Additionally, make sure the company is using a secure website protected by an SSL Certificate. This prevents scripts and other harmful codes from other places from picking up information sent to the site such as your Credit Card information. SSL Certificates encrypt your site’s connection to the server, making it almost impossible for an external application to decipher the transferred material.

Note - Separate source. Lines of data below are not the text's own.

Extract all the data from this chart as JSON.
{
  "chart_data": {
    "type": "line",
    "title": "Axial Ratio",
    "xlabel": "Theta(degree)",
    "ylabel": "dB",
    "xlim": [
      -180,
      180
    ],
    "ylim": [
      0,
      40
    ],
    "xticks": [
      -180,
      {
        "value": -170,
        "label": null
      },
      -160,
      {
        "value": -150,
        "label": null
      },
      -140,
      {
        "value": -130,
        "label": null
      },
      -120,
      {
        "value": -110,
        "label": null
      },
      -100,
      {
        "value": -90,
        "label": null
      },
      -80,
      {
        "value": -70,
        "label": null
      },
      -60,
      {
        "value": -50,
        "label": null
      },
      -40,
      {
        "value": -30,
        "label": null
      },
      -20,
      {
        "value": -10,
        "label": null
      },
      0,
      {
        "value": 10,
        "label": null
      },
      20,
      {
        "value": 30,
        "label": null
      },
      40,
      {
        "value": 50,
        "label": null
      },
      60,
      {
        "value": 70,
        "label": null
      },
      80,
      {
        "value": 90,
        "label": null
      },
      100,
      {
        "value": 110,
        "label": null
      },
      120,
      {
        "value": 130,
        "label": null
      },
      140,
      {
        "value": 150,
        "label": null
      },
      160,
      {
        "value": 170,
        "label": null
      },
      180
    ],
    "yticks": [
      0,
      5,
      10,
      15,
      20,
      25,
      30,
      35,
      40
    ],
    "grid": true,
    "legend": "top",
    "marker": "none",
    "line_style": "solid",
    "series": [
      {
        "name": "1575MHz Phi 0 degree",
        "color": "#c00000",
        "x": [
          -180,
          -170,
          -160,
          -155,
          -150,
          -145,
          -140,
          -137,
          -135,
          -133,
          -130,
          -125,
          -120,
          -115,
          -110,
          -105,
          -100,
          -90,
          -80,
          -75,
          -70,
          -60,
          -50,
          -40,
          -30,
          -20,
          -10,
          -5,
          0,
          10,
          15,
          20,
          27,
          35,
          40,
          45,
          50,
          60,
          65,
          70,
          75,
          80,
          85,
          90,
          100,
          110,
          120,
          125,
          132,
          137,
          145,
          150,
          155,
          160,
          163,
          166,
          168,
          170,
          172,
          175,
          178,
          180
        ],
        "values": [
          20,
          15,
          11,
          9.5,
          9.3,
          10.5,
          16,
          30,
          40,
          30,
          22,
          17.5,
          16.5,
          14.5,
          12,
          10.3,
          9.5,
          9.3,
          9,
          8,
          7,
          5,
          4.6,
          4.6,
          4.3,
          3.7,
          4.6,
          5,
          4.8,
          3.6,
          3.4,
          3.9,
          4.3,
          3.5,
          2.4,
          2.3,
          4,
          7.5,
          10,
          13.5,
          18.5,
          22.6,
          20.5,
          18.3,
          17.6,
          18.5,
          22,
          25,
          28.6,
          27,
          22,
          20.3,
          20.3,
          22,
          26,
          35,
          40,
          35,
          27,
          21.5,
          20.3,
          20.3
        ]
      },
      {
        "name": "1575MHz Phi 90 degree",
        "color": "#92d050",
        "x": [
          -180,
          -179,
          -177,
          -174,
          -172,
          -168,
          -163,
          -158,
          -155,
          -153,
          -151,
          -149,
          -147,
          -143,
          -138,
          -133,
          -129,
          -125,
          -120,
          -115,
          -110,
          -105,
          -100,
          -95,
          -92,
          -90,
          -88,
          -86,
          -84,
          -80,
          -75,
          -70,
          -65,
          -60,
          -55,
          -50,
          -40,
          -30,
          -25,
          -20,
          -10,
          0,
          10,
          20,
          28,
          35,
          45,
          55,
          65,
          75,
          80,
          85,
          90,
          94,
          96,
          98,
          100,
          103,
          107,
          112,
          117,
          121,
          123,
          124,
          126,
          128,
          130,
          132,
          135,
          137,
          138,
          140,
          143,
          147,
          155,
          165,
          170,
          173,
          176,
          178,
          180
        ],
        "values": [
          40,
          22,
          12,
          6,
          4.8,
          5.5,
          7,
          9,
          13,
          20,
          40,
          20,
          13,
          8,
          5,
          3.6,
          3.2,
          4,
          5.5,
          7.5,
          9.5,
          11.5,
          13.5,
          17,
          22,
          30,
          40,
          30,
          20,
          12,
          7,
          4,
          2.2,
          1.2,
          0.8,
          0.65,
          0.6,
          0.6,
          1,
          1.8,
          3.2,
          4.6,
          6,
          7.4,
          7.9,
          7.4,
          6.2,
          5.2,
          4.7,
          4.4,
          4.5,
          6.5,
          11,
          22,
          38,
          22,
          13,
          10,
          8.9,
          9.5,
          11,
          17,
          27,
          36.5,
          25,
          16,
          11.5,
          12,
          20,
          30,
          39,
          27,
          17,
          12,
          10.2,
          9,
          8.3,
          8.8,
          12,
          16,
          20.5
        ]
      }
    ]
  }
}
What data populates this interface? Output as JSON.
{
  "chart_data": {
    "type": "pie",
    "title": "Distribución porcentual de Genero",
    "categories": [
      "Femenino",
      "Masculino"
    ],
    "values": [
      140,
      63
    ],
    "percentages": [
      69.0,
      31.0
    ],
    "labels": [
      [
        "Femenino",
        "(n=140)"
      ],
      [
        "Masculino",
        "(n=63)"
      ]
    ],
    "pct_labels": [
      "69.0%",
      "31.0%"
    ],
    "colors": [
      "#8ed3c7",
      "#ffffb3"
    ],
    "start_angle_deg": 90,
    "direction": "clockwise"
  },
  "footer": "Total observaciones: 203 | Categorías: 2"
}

Next, you must avoid going onto potentially harmful sites that have more Ads than useful material. Use research from reliable and valid sources such as Universities and Colleges, Doctors, and accredited professionals in their field. Although widely discredited from containing falsified information, Wikipedia is still safer than most sites on the internet.

In addition, having a good web browser is key. As mentioned in Chapter 1, AdBlockers work until sites block content from those who use AdBlockers. Recently, if you haven’t heard or read, Google has decided to incorporate code to break the AdBlockers used by consumers on its Chrome and Chromium Applications, extending into Microsoft’s Edge platform as well. (Ref: The Register). This will take the power of controlling content out of our hands and make it harder for us to avoid the schemes of phishers and money launderers. However, we still have power. We can change our web browsers. Although Google and Microsoft can control their applications, they cannot control the Internet. Applications such as Mozilla’s Firefox still allows users to filter whatever content they desire unfit by modifying their browser with whatever AddOns they want.

To business owners, using a reliable website and web server hosting company is key to protecting you and your customers’ information. Companies such as SoYouStart, NameCheap, OVH, Digital Ocean, etc. have lots of amazing plans that can aid in domain acquiring, website protection and much more. You must make sure that whatever company you use, uses up-to-date hardware to keep your information and their infrastructure safe.

Remember everyone, keep your passwords safe, and as complex as possible. Websites such as Passwords Generator can help you generate Strong, Random Passwords of varying degrees of complexity from 16-bit to 2048-bit passwords. Also, using a Password Manager such as LastPass or a much safer offline alternative like PadLock can prevent you from writing passwords down and have them in a safe and secure password-protected environment.